ROMANO: De Gasperi não produziu uma elaboração intelectual, teórica, do europeísmo. Quando, nos primeiros anos do pós-guerra, foi protagonista das iniciativas concretas para dar corpo às primeiras instituições européias, ele pôs à disposição daqueles projetos, como eu disse, a sua rica experiência política, que começou em Trento e em Viena. Em Trento, entre 1905 e 1915, ele assumiu a direção do jornal Il Trentino, fundou o Partido Popular local, criou cooperativas e institutos de crédito que melhoram as condições de vida dos camponeses, foi eleito conselheiro municipal... Em Viena, tornou-se parlamentar e conheceu as idéias cristãs-sociais do burgomestre Karl Lueger, muito admirado por ele. Depois, após o fim da Primeira Grande Guerra, inscreveu-se no Partido Popular e foi eleito deputado italiano... É uma história que conhecemos, mas essa história e essas experiências políticas representam justamente o patrimônio que De Gasperi deixou ao europeísmo. E que iria se tornar, no segundo pós-guerra, o elemento coagulante dos vários europeísmos italianos.

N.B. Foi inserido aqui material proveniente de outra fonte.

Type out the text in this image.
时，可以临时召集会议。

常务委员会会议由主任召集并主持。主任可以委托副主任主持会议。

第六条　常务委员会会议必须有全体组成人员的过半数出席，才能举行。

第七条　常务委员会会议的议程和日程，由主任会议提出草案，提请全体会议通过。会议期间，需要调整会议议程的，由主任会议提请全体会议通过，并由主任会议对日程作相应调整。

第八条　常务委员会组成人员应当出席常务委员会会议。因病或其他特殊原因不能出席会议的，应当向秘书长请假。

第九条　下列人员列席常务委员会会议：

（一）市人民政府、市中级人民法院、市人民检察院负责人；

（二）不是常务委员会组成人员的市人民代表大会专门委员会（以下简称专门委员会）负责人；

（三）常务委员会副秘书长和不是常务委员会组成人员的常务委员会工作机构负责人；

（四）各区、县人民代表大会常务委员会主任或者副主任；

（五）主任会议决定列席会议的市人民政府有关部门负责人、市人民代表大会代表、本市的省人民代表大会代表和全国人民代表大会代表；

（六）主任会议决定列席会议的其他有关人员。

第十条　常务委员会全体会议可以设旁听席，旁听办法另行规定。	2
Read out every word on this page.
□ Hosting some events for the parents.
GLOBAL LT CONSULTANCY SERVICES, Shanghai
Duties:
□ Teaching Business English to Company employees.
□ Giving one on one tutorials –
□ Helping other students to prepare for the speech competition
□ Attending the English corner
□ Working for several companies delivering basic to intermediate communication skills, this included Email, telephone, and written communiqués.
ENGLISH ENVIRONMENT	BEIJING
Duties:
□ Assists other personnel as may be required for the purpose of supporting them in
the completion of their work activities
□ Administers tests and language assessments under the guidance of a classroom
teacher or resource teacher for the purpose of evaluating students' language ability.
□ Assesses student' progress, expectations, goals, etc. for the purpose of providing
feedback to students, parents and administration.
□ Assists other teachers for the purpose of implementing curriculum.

De Gasperi durante o discurso na Conferência para a Paz, em Paris, em 1946

De Gasperi durante o discurso na Conferência para a Paz, em Paris, em 1946

De onde nasce a “necessidade de Europa” percebida por De Gaspari?
ROMANO: Depois da Segunda Guerra Mundial, formou-se nele a convicção de que nenhum Estado europeu já estivesse em condições de enfrentar os problemas da reconstrução e do futuro do Velho Continente. Foi nesse momento que a práxis política do estadista assumiu uma perspectiva europeísta. Perspectiva que se tornou particularmente eficaz quando ele encontrou duas personalidades que, com ele, se tornariam o verdadeiro “diretório” europeu depois do final do conflito: Robert Schuman e Konrad Adenauer. O primeiro é da Lorena, o segundo, da Renânia. Todos os três católicos e democratas-cristãos, de língua alemã, pertencentes a regiões de fronteiras nas quais os nacionalismos são muitas vezes temperados pelas necessidades e pelas virtudes da convivência.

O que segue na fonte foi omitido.